Chapter 16 – Exporting, Importing, and Countertrade

What are the promises and risks associated with exporting?
By opening up and exporting to an international market, a firm is able to increase its revenue and profit base. As a result, the firm might be able to realize economies of scale and lower their unit costs. The reason many firms avoid exporting internationally is because of ignorance or bad experiences, often due to poor market analysis, poor understanding of competitive conditions in foreign markets, a failure to customize products according to demands of foreign customers, lack of proper distribution and failure to secure financing. Exporting can also be costly due to the amount of time necessary to spend on paperwork as well as necessary differentiation of products to achieve better sales opportunities abroad.
What steps can managers take to improve their firm’s export performance?
– International comparisons
By collecting the necessary information, companies can overcome the lack of knowledge of foreign markets that often prevents firms from exporting.

– Information sources
By using different information sources, firms can gain better knowledge through foreign market research as well as guidance in how to attack a specific foreign market. These information sources can also provide valuable information about marketing and distribution channels as well as trade events and special assistance.

– Service providers
There are several companies that specialize in providing services for firms wanting to start exporting. An EMC, export management company, offers all kinds of options from conducting the full export from production to retailer or distributor, or just one step in the exporting process. Furthermore, there are plenty of different companies that provide similar services.

– Export strategy
Hiring an EMC or at least someone to help navigate all the paperwork and regulations is useful in the beginning as well as focusing on one market or just a handful of markets. It can be a good idea to enter a market on a small scale to reduce costs of failure and allow more time and opportunity to learn about the market. Recognize the time and managerial commitment involved in building export sales.
– Globaledge diagnostic tools

What information sources and government programs exist to help exporters?
– Export-Import Bank
Established to assist financing of U.S exports of products and services.
– Export Credit Insurance
When letters of credit are not an option, the exporter is exposed to the risk of not receiving a payment. It can then buy so called export credit insurance which will cover the major losses of an unreceived payment.
What are the basic steps involved in export financing?
The lack of trust that arises when firms have to trust strangers with their goods and no certainty of payments have made for the creation of some financing instruments. What firms can do, rather than sending goods or money directly, is to take help from a third party, normally a reputable bank, that is trusted by both. This bank then holds the payment until the importer has received and checked the exported goods.

– Letter of credit
The center of commercial transactions. The L/C is issued by the bank upon the request of an importer and states that the bank will pay a specified sum to the exporter once the importer has received its products. The letter of credit helps overcome the lack of trust issues.

– Draft/Bill of exchange
An order written by an exporter to instruct the importer to pay a specified amount to the exporter before a set date. Time drafts allow for a delay in payment, while sight drafts need payment upon presentation.

– Bill of lading
Is issued to the exporter by the one responsible of transportation and functions as a receipt, a contract and document of title.
The typical international trade transaction
Involving the exporter, importer and two reputable banks through which payments are done.

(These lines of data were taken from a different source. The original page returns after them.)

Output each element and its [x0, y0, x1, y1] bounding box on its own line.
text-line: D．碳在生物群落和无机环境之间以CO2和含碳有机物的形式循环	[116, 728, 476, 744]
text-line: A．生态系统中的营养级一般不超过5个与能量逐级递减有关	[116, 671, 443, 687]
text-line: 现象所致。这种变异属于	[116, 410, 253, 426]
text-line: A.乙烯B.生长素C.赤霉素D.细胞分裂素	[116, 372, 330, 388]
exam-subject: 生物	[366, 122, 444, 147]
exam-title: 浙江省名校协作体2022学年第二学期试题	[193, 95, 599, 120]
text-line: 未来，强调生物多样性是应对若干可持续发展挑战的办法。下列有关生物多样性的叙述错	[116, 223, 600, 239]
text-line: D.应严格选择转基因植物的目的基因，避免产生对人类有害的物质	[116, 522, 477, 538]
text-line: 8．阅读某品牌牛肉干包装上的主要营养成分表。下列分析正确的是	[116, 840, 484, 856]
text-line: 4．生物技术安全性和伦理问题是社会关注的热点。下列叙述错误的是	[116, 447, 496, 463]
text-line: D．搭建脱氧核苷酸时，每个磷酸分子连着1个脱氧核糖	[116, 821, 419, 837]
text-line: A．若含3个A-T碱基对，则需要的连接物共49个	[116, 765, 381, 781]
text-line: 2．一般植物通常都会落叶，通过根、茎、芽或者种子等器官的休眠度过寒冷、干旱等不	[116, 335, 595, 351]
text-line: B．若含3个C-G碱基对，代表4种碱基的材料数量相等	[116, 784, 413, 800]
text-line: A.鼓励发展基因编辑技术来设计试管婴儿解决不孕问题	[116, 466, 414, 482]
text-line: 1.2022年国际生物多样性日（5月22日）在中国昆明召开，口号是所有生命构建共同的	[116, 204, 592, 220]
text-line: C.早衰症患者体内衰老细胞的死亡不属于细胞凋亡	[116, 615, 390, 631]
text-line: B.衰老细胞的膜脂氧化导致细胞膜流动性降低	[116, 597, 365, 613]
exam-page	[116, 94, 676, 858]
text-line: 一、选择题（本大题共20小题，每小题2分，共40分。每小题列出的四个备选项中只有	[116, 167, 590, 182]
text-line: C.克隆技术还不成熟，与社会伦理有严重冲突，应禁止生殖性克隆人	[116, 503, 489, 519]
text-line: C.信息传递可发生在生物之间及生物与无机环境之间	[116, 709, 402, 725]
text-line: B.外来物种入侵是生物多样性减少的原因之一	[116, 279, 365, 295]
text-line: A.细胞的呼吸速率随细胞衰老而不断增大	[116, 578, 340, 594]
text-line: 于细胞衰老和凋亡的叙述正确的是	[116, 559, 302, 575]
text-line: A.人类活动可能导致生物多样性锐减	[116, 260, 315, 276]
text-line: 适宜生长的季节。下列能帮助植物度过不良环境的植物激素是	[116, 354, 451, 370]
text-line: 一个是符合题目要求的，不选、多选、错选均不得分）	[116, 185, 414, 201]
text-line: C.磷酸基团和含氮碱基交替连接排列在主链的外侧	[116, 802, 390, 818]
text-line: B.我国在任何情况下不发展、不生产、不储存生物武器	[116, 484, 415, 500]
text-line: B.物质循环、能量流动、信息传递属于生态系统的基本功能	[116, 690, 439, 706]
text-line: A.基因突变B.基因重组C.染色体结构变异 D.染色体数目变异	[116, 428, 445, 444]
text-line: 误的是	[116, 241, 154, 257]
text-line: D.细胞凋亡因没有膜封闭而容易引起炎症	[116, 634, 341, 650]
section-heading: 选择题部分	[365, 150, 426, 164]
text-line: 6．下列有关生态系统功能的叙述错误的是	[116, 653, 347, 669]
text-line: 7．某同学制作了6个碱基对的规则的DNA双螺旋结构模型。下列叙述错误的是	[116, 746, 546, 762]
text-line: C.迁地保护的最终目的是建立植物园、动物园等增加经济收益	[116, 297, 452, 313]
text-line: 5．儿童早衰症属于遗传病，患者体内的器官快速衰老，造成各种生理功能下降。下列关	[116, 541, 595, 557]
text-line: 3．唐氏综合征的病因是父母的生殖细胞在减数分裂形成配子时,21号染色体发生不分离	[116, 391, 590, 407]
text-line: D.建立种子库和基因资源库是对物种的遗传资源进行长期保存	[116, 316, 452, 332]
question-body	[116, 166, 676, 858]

How can countertrade be used to facilitate exporting?
Countertrade is an alternative option when export payments using money is difficult to execute, meaning countertrade is the principle of trading goods and services for other goods and services. The reason countertrade has gained popularity is because it widens the international market, making it possible for firms to trade with countries that otherwise could not enter into trade agreements due to lack of capital.
There are several types of countertrade agreements; barter, counterpurchase, offset, switch trading and compensation or buybacks. These vary in how the payment procedure functions, being either a direct switch of goods and services for other goods and services, buying back material from the importing firm, buying back material from any firm of the same country as the importing firm, receiving credits and using a trading house to sell the counterpurchase credit to or receiving a certain output of a plant as payment.
Countertrade is a good way to overcome the barriers of missing capital, but from a general perspective, capital is always preferred as payment, since the alternative payments might not be what the firm really needs or wants or is of bad quality and therefore not disposable.